Mas é com Aquarius (2016) que Kleber se aproxima fortemente do cinema de Jia Zhangke. A protagonista vivida por Sônia Braga é instada a sair do apartamento à beira-mar no qual guarda lembranças. De um lado, a especulação imobiliária, os herdeiros de uma mentalidade meritocrática guiada pela lei canhestra do dinheiro como totem do sucesso. Do outro, alguém disposta a resistir, a nadar contra a maré de tubarões perigosos, pois guiados por uma noção plantada de moradia idealizada. A roda do capitalismo não pode parar (senão morre, como os tubarões, em constante movimento) e a protagonista se coloca como um entrave para essa dinâmica viciada. Já em Bacurau (2019), dirigido em parceria com Juliano Dornelles, Kleber volta a falar de resistência, não apontando diretamente para essa lógica monetária como agente de mudanças forçosas, mas abrindo espaço para constatações de natureza semelhante/complementar. Ao que nos interessa neste pequeno artigo, é bom salientar o desenho de Bacurau como uma comunidade relutante, mantenedora das características que lhe tornam singular, uma cultora da História.

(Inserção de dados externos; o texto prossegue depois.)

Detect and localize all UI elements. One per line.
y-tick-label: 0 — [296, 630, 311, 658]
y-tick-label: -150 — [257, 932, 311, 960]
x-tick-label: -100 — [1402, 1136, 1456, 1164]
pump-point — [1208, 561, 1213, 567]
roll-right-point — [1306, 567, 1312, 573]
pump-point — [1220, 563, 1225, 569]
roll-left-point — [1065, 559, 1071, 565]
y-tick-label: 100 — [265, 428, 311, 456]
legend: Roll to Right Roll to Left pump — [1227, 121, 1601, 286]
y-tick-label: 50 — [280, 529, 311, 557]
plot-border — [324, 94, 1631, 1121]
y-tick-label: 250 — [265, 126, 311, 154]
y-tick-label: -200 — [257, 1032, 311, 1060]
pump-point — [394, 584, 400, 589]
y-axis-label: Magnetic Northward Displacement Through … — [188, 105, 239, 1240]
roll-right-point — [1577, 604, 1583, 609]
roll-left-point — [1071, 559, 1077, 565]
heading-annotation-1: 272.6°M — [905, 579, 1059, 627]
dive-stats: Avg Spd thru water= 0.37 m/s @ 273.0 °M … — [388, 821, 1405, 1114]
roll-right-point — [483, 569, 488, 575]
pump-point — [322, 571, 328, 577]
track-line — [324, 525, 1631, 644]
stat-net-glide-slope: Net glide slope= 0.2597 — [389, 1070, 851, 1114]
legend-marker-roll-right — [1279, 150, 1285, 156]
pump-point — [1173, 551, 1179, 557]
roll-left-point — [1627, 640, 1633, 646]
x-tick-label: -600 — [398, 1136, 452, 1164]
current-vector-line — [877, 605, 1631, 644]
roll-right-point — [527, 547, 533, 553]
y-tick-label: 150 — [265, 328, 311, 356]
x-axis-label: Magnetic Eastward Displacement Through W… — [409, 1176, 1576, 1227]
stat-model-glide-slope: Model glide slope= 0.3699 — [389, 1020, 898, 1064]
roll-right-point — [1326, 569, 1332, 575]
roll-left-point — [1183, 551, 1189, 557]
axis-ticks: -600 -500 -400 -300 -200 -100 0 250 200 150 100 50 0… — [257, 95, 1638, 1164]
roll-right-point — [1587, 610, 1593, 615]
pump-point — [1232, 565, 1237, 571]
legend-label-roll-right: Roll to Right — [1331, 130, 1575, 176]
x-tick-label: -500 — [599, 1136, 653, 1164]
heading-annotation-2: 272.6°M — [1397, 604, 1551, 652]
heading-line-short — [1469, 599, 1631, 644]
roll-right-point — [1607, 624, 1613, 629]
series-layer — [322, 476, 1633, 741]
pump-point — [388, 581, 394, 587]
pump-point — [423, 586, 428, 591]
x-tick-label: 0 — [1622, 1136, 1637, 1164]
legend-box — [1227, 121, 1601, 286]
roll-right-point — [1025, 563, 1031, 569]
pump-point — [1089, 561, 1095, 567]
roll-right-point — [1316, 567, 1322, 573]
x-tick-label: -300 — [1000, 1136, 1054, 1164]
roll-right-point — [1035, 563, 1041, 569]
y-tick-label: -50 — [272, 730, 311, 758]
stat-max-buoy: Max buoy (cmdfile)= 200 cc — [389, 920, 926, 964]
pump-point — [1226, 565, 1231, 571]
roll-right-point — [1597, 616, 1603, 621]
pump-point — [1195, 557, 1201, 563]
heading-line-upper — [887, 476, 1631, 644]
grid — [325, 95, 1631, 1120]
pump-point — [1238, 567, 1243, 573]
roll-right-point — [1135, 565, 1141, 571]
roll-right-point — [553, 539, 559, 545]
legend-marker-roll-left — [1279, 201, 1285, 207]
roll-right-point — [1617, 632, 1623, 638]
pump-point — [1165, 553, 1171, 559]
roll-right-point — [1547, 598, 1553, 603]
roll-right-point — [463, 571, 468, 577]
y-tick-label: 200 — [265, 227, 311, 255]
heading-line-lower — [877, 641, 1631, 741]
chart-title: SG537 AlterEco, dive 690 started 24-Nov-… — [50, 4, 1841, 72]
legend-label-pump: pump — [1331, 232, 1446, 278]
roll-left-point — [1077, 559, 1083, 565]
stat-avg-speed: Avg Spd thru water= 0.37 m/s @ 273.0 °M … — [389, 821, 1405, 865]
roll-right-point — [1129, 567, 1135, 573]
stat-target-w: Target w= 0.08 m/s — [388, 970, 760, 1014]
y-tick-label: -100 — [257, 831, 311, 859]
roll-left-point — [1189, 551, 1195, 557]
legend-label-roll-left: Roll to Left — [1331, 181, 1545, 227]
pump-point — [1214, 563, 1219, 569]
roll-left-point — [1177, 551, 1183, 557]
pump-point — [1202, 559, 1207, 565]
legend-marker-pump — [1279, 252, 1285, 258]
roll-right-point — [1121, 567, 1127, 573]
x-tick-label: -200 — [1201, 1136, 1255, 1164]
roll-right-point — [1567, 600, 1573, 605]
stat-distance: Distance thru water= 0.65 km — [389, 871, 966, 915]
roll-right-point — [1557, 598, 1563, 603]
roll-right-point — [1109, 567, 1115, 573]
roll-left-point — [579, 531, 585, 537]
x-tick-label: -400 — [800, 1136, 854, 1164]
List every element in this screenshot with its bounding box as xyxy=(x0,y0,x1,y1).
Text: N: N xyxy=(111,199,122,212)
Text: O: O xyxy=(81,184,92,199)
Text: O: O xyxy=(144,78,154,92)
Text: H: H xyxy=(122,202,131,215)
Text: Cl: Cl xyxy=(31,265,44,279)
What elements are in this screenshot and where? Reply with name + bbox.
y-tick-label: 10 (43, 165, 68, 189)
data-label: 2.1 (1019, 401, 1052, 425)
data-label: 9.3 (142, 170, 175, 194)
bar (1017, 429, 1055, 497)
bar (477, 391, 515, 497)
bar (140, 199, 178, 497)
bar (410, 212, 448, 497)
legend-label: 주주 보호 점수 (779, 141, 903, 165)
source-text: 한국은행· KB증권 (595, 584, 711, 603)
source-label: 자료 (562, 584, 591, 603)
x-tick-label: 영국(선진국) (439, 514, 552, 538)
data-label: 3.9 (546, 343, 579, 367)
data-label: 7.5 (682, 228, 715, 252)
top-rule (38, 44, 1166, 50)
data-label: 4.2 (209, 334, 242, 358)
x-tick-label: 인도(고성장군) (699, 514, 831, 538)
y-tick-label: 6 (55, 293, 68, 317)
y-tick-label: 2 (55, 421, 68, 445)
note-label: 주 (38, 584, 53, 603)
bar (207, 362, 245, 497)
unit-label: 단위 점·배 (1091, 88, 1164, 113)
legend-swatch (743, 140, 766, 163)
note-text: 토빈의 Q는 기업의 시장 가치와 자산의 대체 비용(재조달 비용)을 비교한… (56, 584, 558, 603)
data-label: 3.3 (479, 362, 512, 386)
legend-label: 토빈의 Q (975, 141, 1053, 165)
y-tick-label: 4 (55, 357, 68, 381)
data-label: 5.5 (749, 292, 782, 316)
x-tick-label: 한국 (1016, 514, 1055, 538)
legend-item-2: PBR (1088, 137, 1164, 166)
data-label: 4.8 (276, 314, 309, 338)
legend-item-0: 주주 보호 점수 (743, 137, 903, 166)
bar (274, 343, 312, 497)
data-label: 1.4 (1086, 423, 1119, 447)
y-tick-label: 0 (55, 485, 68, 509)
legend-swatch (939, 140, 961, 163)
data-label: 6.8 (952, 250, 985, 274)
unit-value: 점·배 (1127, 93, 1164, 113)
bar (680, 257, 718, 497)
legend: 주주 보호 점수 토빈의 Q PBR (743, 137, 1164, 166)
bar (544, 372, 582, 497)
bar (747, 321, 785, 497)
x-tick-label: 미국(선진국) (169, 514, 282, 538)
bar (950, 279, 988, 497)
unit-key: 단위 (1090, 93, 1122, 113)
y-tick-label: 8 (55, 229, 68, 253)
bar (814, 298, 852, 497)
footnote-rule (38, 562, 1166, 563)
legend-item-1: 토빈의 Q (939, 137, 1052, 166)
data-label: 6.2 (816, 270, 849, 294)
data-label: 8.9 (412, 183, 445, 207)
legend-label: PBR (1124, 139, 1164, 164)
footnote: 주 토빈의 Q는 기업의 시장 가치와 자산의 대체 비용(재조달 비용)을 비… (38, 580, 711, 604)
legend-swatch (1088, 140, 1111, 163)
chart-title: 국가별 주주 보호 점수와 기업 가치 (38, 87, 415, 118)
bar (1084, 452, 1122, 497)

Está aí a chave da desolação que corta, de maneiras distintas, os filmes de Jia Zhangke e Kleber Mendonça Filho. Eles miram o desrespeito com a História, a descartabilidade da memória afetiva, a dificuldade para lidar com demandas dessa atualidade quimérica que aspira freneticamente por um futuro estigmatizado num tecido de sucessivas novidades “benfazejas”. O poder está concentrado nas mãos dos detentores do dinheiro, esta força que permite ditar regras, mesmo as arbitrárias e benéficas de uma meia dúzia de gatos pingados em detrimento da maioria da população. Se no recente Amor Até as Cinzas (2019) Jia Zhangke observa a modificação dos laços, inclusive nos intestinos da máfia, a partir dessa perspectiva de recrudescimento travestido de melhoria, em Bacurau Kleber oferece a noção de que resistir aos ímpetos dos dominantes (neste caso o dos norte-americanos caçadores) nem sempre passa batido pela erupção da violência do oprimido que, diga-se, não é absolutamente equivalente a do opressor. Nessa aproximação possível, o chinês e o brasileiro se alinham por radiografar paisagens afetivas ameaçadas, na iminência de serem desfiguradas pelo “progresso” defendido por quem prioriza a lucratividade.